Create a new project and add a new use case diagram.
Click on the Actor button in the toolbox and drag it over the diagram editor canvas. Then set the name that describes the user role best. E.g. Accountant, Task Planner, Transaction Pool
Repeat these steps until you have added all the actors.
Select an actor and click on Add Use Case button in the context bar. Then set the name of the use case. The name should clearly describe what is the goal of this user interaction with the modeled system. E.g. Create an invoice, Plan a task, Register transaction
Add included use cases if there are any.
Add use case extension if there are any.
Specify details of the particular use cases. Enter the individual action or event steps for each use case.
Creating Use Cases
If you have identified the use cases, you may continue with other steps - add another level of details and enter the use case description and other parameters. To access the use case detail form, right-click on a use case and choose Show Definition.

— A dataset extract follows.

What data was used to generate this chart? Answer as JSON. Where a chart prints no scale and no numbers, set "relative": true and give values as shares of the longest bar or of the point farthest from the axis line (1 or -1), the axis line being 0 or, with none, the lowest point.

Specify the primary actor of the use case. It is a human actor who initiates the interaction with the system. Then you should specify stakeholders (or supporting actors) which helps to fulfill the use case goal and react to the primary actor interaction.
Each use case has its scope. It may be one of these:
- Organization Black Box
- Organization White Box
- System Black Box
- System White Box
A level of details can be specified for a use case. If the steps are expressed only in an outline - you should set the Very High Summary level. If a use case mentions implementation details on a programming language level, you should set level as Too Low for such use case. Each use case can have another level of detail depending on its importance or required accuracy. There are these levels available:
- Very High Summary
- User Goal
- Too Low
Another use case attribute is the precondition. It says what condition should be met to be able to perform the given use case.

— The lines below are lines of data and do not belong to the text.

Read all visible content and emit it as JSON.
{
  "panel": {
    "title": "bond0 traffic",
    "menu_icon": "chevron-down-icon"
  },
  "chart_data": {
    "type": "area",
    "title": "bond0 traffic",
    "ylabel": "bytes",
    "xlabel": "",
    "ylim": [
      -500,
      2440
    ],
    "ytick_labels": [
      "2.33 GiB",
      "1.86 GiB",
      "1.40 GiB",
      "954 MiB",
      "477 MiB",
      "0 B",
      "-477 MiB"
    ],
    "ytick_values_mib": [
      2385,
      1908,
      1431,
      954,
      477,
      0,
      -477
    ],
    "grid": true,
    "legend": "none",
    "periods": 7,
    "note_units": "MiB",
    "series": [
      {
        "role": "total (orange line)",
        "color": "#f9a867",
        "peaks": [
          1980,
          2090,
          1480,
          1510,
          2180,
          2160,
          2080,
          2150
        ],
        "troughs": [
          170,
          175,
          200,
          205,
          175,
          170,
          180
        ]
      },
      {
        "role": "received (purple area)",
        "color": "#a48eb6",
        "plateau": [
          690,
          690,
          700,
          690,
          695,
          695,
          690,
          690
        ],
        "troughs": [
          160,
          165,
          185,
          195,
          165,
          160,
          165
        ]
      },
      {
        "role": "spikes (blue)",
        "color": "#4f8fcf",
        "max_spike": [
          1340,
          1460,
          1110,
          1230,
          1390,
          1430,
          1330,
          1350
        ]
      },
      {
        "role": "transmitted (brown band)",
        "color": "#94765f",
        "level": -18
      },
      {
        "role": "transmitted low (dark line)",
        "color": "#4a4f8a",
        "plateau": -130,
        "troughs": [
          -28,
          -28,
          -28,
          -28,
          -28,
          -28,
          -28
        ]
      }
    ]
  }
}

We can also specify what conditions should be met to fulfill the goal of the use case. Success guarantees define a condition to meet the primary actor goal. Minimal guarantees define a condition to meet the stakeholders' promises at least.
Triggers define actions or events that may invoke the use case.
You can also enter other additional details as the frequency of use or priority to better describe the importance of the use case.
You can track the state of use case analysis. A use case may be in one of these states:
Insert Events to Use Case Event Flow
We have defined the attributes of a use case. However, how to write use cases? How to define the flow of events and actions which describe the essence of a use case? In the Use Case editor, switch to the Flow tab. It offers several buttons that allow you to create the flow of events, insert the individual events, adjust their nesting, choose the way how they are numbered.
These actions are available:
- Insert Event Below
- Insert Event Above
- Insert Sub Event
- Indent Level
- Outdent Level
- Add Link
- Paste Flow Events
- Delete Event
The editor is optimized to work with a mouse as with a keyword.
These shortcut keys may be useful when working with the use case editor:
- CTRL+Enter - adds a new event
- CTRL+Plus - shows a context menu that allows you to choose between several options: Insert Event Below, Insert Event Above, and Insert Sub Event.